Countercurrent Exchange in the Vasa Recta

• Descending limb of vasa recta:
  • Becomes hyperosmotic due to water diffusion out and solute diffusion in from interstitial fluid.
• Ascending limb:
  • Solutes diffuse back to interstitial fluid.
  • Water diffuses back into vasa recta.
• Despite large fluid and solute exchange, U-shaped vasa recta prevent net dilution of interstitial fluid concentration.
• Vasa recta maintain, but do not create, medullary hyperosmolarity.

Important Points of Countercurrent Mechanism

• Longer loop of Henle increases medullary interstitial osmotic gradient, determining concentration ability.
• Counter current multiplier establishes the gradient; vasa recta exchange maintains it.
• Multiplier is active; exchanger is passive.
• With ADH, water moves from collecting duct.
• Cortical CD concentrates urine to isotonicity; medullary CD concentrates to the maximum interstitial gradient.

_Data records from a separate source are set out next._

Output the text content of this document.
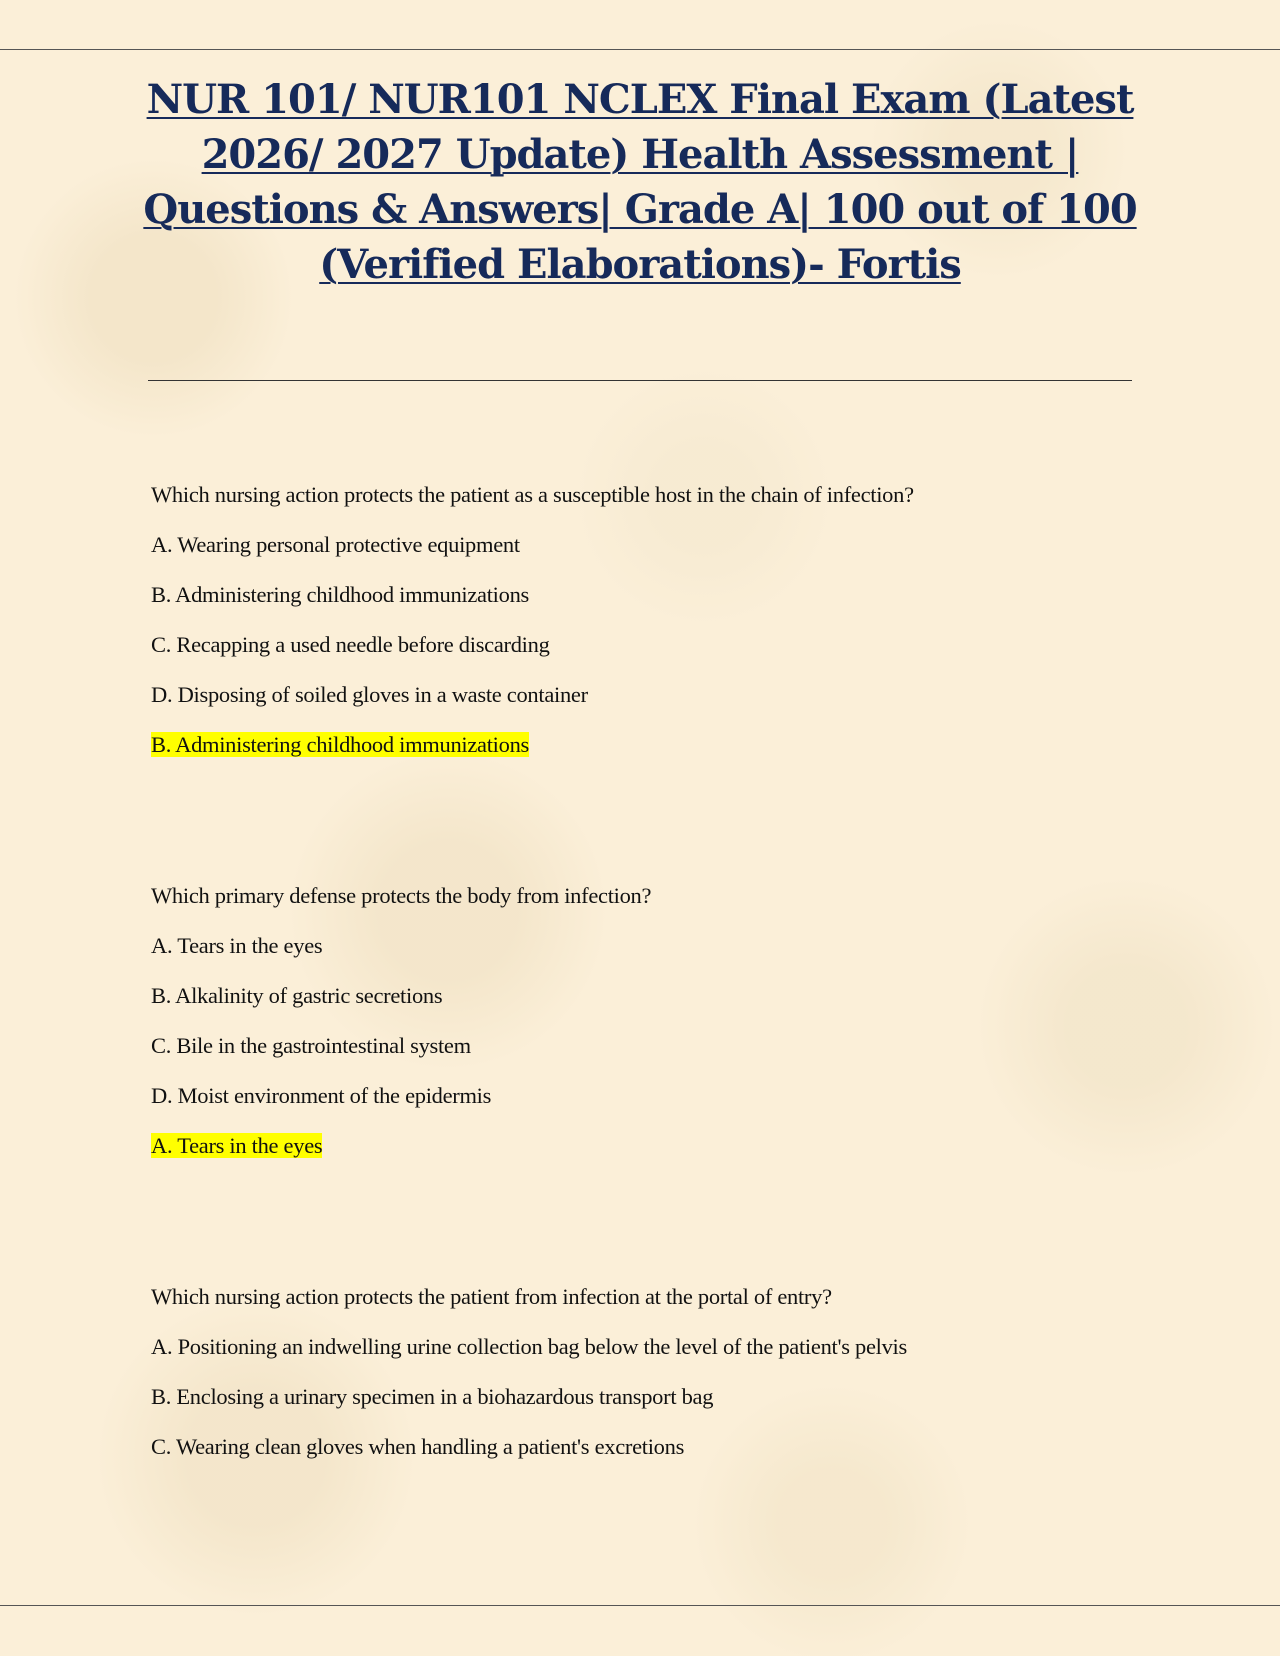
NUR 101/ NUR101 NCLEX Final Exam (Latest 2026/ 2027 Update) Health Assessment | Questions & Answers| Grade A| 100 out of 100 (Verified Elaborations)- Fortis
Which nursing action protects the patient as a susceptible host in the chain of infection?
A. Wearing personal protective equipment
B. Administering childhood immunizations
C. Recapping a used needle before discarding
D. Disposing of soiled gloves in a waste container
B. Administering childhood immunizations
Which primary defense protects the body from infection?
A. Tears in the eyes
B. Alkalinity of gastric secretions
C. Bile in the gastrointestinal system
D. Moist environment of the epidermis
A. Tears in the eyes
Which nursing action protects the patient from infection at the portal of entry?
A. Positioning an indwelling urine collection bag below the level of the patient's pelvis
B. Enclosing a urinary specimen in a biohazardous transport bag
C. Wearing clean gloves when handling a patient's excretions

Endocrine Functions of Kidney

Produces three hormones:

• 1,25-dihydroxycholecalciferol.
• Renin.
• Erythropoietin (EPO).

Erythropoietin (EPO):

• Source:
  • Adults: 85% kidneys, 15% liver.
  • Also in spleen, salivary glands, brain, uterus.
• Kidney: Produced by interstitial cells in peritubular capillary bed.
• Liver: Perivenous hepatocytes.
• Stimulus: Hypoxia (main), cobalt salts, androgens, catecholamines (via α-adrenergic mechanism), alkalosis (high altitude).
• Function: Increases committed stem cells in bone marrow, enhances RBC production, mainly affects colony-forming unit-erythroid (CFU-E) cells.
• Metabolism: Inactivated in liver, half-life ~5 hours.